Mesmo não tendo um foco muito voltado para os atores principais do filme, ou seja, os cachorros, o filme consegue se levar e consegue fazer, com competência, algumas cenas de tensão e drama.
Fazer filmes com animais já não é mais nenhuma novidade para o mundo do cinema. O difícil é desvincular filmes onde os atores principais são bichos, de um filme voltado para um público infantil. E talvez seja esse o maior defeito de Resgate Abaixo de Zero.
Baseado em um filme originalmente feito para a televisão japonesa (não só os filmes de terror que eles adaptam, pelo jeito!) o filme é baseado nos eventos de uma expedição japonesa ao Pólo Sul em 1958. O guia Jerry Sheperd trabalha para a equipe americana de cientistas que possuem um posto quase no Pólo Norte. Seu principal trabalho é levar as expedições através do continente gelado para as pesquisas e voltar em segurança. E é esse trabalho que mais uma vez ele terá que fazer, levando o professor David McClaren até o local onde o professor acredita estar um meteorito vindo de Mercúrio. Por estarem próximo à estação do inverno, quando todas as equipes são evacuadas de seus postos, a única forma de fazer essa viagem é pelo trenó guiado por oito cachorros. Um acidente no percurso e uma grande tempestade fazem com que a equipe seja retirada da base às pressas, não sobrando espaço para os cachorros, que terão que ser abandonados por pouco tempo. O problema é que eles não contavam que a tempestade durasse até o início do inverno, quando nenhuma equipe é enviada para as bases, e os cachorros terão que sobreviverem sozinhos.
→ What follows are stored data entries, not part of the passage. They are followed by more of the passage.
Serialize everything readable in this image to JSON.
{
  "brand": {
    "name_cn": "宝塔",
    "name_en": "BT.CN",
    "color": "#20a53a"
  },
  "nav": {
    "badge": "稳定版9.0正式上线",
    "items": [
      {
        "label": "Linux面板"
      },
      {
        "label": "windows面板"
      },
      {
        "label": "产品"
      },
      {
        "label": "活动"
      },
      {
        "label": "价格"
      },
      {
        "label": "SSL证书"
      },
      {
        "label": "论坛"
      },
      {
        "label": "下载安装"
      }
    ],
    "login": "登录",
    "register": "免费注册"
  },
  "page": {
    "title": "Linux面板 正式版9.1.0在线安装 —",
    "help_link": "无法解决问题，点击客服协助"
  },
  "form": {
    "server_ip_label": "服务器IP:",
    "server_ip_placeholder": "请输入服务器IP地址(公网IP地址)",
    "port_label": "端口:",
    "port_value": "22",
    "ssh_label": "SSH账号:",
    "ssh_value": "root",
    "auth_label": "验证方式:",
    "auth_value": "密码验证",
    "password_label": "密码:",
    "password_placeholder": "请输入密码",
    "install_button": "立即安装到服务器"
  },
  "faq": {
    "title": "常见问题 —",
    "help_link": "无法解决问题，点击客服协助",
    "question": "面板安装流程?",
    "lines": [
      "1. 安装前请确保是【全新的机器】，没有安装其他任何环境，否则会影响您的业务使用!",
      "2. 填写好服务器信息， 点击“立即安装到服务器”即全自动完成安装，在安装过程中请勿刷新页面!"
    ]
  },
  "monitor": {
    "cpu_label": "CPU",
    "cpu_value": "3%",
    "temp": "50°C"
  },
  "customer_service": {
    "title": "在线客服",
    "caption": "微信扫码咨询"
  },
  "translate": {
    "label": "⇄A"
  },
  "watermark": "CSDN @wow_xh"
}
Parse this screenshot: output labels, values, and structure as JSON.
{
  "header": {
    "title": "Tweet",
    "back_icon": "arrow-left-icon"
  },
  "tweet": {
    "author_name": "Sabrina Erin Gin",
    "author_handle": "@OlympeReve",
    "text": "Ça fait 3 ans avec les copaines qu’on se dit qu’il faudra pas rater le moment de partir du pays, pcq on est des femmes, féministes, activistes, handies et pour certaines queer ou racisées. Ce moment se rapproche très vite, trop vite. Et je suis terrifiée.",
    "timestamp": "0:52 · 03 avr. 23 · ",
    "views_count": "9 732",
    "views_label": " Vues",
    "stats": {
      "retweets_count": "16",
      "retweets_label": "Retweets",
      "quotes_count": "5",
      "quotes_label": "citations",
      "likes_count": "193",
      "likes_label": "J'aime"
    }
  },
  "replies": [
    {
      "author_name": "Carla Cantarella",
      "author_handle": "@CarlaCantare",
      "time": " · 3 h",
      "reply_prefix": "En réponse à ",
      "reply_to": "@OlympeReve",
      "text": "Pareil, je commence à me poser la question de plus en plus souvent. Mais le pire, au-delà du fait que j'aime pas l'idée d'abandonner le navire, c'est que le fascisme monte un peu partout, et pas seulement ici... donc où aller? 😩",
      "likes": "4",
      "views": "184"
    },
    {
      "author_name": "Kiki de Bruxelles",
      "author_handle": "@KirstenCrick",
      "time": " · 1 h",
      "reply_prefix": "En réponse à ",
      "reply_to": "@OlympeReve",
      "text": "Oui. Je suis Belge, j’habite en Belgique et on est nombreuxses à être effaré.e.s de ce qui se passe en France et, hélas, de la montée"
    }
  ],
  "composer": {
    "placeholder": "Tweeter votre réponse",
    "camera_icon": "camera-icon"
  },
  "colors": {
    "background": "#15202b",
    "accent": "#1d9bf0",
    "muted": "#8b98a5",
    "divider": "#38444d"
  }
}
Frank Marshall, mais conhecido por trabalhos na área de produção do que na de direção, assina a maestria do filme. E que maestria! Relembrando do seu passado, onde, há treze anos atrás dirigiu outro filme no meio de paisagens gélidas (Vivos, de 1993), ele consegue dirigir muito bem tanto o elenco humano, quanto os dos animais (esse filme não dá pra simplesmente jogar os animais e filmar rolos e mais rolos com eles brincando ou tudo mais, como fazem a maioria dos diretores de cinema). Junto com Don Burgess, o diretor de fotografia, ele traz para a tela do cinema a beleza e a imensidão das geleiras, sempre acompanhado de uma belíssima trilha de AMrk Isham, que volta a se aventurar nos cinemas depois de Crash. Só para situar também, Don Burgess é responsável por fotografia de filmes como Exterminador do Futuro 3, A Identidade Bourne, Homem Aranha, O Náufrago, Revelação, Contato, isso mostrando que a Disney, produtora do filme, não estava brincando com a produção desse filme (mesmo que fosse um público vinculado ao público infantil).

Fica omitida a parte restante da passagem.